Wendet man sie auf den Streitfall an, so lassen die bislang vom FG festgestellten Tatsachen nicht die Wertung zu, die Klägerin habe bei Beginn des Besuchs der Schule für Altenpflege bereits eine abgeschlossene Berufsausbildung gehabt. Das FG hat nicht festgestellt, daß die Klägerin zu irgendeinem Zeitpunkt eine der beruflichen Bildung im weitesten Sinne dienende Schule besucht, irgendeine Prüfung abgelegt oder ein Zeugnis oder eine sonstige Urkunde als Qualifikationsnachweis erhalten hätte. Zwar hat die Klägerin nach dem Tatbestand des finanzgerichtlichen Urteils im Streitjahr Einkünfte aus nichtselbständiger Tätigkeit "als Altenpflegehelferin" erzielt. Außerdem hat das FG ausgeführt, aus der Wahrnehmung einer einjährigen Praktikantentätigkeit der Klägerin vor Aufnahme ihrer Tätigkeit als Altenpflegerin entnehme es, daß auch in Nordrhein-Westfalen für die Aufnahme einer Tätigkeit als Altenpflegehelferin eine gewisse Grundausbildung erforderlich sei, die erst die Fähigkeit vermittele, den Berufsanforderungen einer Altenpflegehelferin zu genügen. Das FG hat indessen nicht festgestellt, ob, wann, wo und mit welchem Ergebnis die Klägerin diese Grundausbildung absolviert hat oder daß etwa aufgrund der Vorbildung der Klägerin z. B. bestimmte Lehrgänge oder Unterrichtsfächer, die nach dem Ausbildungsplan für den Beruf der Altenpflegerin erforderlich sind, angerechnet würden und mithin nicht mehr besucht werden müßten.

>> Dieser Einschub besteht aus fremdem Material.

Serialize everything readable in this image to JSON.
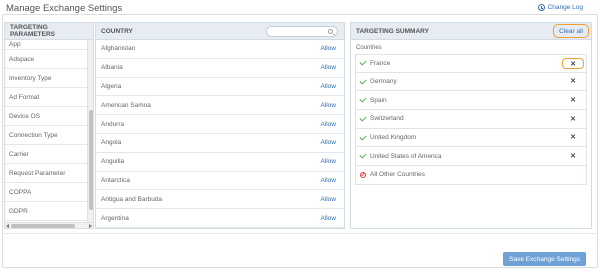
{
  "header": {
    "title": "Manage Exchange Settings",
    "change_log": "Change Log"
  },
  "params": {
    "title": "TARGETING PARAMETERS",
    "items": [
      "App",
      "Adspace",
      "Inventory Type",
      "Ad Format",
      "Device OS",
      "Connection Type",
      "Carrier",
      "Request Parameter",
      "COPPA",
      "GDPR"
    ]
  },
  "country": {
    "title": "COUNTRY",
    "search_placeholder": "",
    "allow_label": "Allow",
    "items": [
      "Afghanistan",
      "Albania",
      "Algeria",
      "American Samoa",
      "Andorra",
      "Angola",
      "Anguilla",
      "Antarctica",
      "Antigua and Barbuda",
      "Argentina"
    ]
  },
  "summary": {
    "title": "TARGETING SUMMARY",
    "clear_all": "Clear all",
    "countries_label": "Countries",
    "selected": [
      "France",
      "Germany",
      "Spain",
      "Switzerland",
      "United Kingdom",
      "United States of America"
    ],
    "remove_symbol": "✕",
    "excluded": "All Other Countries"
  },
  "footer": {
    "save_label": "Save Exchange Settings"
  },
  "colors": {
    "accent": "#2f6fb6",
    "highlight": "#f0a030",
    "check": "#4caf50",
    "block": "#e53935",
    "save_button": "#6ea2d6"
  }
}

Die Vorentscheidung ist daher aufzuheben. Die Sache ist an das FG zurückzuverweisen, damit es die erforderlichen tatsächlichen Feststellungen im zweiten Rechtsgang nachholen kann. Sollte sich dabei herausstellen, daß die Klägerin eine abgeschlossene Berufsausbildung als Altenpflegehelferin nicht nachweisen kann, so handelt es sich bei dem Besuch der Schule für Altenpflege sowie der entsprechenden Lehrgänge um eine erstmalige Berufsausbildung und nicht um die Fortbildung in einem ausgeübten Beruf.